Nowadays, everything is an abstraction. Is there a limit to the number of “existential threats”? Relativism, one of abstraction’s enforcers, is always present, making things better or worse depending on the goal of the solution of the day. Let’s not forget that. Consider the case of COVID-19. The US has done a great job based on the assumption that the US knows how to solve “enterprise” problems. Relativism, on the other hand, destroys abstraction: the United States is home to 4% of the world’s population and 25% of its deaths. Even though they sound great on paper, how many technological solutions fail to live up to their promises?

In the Agile family, requirements management and timely, cost-effective software development are addressed abstractly. It is, however, far too common for the context to fail. As a result, the field has been constantly inventing methods, tools, and techniques to manage requirements and develop applications, including rapid application development (RAD), rapid prototyping, the Unified Process (UP), and extreme programming (XP), to name a few. The Manifesto for Agile Software Development absorbed all the “new and improved” requirements/development methods, tools, and techniques into a new and improved requirements management and applications development methodology. Another approach to software development, SCRUM, was developed in the mid-1990s as a subset of Agile. There are several SCRUM techniques that developers have tried for years (or even months) but have had mixed to poor results in their efforts. Even in the current era of managed services and the proliferation of “software as a service” delivery models and low code/no code delivery platforms, DevOps – Agile’s second cousin – has a history of failure.

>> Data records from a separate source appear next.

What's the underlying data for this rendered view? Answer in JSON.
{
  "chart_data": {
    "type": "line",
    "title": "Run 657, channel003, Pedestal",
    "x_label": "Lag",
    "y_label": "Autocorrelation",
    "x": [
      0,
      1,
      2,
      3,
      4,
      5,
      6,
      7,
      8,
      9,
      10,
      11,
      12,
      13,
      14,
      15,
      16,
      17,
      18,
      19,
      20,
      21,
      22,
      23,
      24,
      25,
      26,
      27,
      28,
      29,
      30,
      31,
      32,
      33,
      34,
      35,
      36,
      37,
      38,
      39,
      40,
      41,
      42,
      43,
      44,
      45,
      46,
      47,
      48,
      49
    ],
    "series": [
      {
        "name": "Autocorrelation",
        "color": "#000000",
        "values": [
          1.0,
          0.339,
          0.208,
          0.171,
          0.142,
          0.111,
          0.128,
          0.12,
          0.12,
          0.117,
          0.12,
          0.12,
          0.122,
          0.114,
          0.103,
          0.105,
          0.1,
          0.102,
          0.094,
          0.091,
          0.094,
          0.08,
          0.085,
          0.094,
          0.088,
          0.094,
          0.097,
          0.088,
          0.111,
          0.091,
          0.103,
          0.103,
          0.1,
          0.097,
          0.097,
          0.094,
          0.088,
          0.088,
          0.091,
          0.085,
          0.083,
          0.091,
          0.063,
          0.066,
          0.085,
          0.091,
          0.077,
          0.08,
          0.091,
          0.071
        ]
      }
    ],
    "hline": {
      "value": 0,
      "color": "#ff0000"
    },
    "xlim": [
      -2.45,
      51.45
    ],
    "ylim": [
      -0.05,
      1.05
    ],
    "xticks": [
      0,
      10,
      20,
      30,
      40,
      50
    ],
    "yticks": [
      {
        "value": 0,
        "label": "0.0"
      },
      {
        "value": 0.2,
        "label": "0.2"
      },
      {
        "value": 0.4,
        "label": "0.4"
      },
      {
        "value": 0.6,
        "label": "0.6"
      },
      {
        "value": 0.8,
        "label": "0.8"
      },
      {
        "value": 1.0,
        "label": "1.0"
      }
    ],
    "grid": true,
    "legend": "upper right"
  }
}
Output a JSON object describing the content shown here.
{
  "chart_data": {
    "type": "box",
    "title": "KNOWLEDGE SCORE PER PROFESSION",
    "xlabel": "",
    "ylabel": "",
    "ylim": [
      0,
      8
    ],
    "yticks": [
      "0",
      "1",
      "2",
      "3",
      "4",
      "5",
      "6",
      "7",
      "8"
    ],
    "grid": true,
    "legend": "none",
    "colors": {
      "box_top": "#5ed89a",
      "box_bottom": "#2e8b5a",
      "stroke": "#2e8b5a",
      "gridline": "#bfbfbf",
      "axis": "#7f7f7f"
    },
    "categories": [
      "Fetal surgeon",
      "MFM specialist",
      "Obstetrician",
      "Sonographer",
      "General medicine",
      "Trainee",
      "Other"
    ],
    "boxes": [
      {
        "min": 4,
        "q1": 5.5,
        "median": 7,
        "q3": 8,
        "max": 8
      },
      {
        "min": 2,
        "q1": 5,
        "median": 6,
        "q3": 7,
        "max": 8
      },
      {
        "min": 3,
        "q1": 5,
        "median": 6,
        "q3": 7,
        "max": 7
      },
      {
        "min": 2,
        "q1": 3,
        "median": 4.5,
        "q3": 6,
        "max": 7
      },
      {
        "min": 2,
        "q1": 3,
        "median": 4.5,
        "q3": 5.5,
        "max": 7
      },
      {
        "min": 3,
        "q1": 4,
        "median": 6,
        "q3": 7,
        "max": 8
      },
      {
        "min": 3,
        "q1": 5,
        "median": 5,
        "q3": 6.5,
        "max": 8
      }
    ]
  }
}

Then, where does that put Agile?

It’s important to maintain a disciplined mindset and being agile is a great way to do that. Requirements and development are assumed to be volatile. It acknowledges the difficulties of growth. As a result of this lack of understanding, application design and development are a near impossibility, and it should be acknowledged as such. Please, can we just admit that we have no idea how to create perfect or even near-perfect software applications? Do you believe that applications, like vaccines, get better with use and time? What if the next step toward an imaginary destination is just another step in the process of getting there? Perfect or near-perfection are the goals of every method, tool, and technique we’ve devised over the years. The desire for perfection, on the other hand, is downright destructive because it is both time-consuming and draining, to say nothing of the other unpleasant realities that come with it. There are a lot of misconceptions out there about how to use tools, techniques, and frameworks, and they will continue to be misunderstood until they are contextualized as just steps toward “better.”

No, Agile should not be like a CPA exam in which every step must be followed to the letter. All abstract solutions, including Agile, SCRUM, and DevOps, suffer from unrealistically high expectations, making it nearly impossible to meet them. In the absence of a definitive endpoint, requirements management and application development are simply steppingstones along the way. It’s important to remember that each step is merely a step in the process of gaining an understanding of ever-changing requirements and developing software applications that meet additional requirements that, over time, may approximate improvement. Because of the uncertainty, uncertainty, and high cost associated with the current requirements management and software development processes, Agile can help alleviate some of these issues. For it to be effective, it must be broken down into a simple formula that can be easily understood. Rather than being used as a tactical guidebook, Agile should be used as a long-term commitment to incremental discipline. A top-down approach to agile is preferable to a bottom-up approach. Companies that use “strategic Agile” have a better chance of success, but those that insist on “tactical Agile” are more likely to fail. The term “masters” is often used to refer to architects rather than engineers.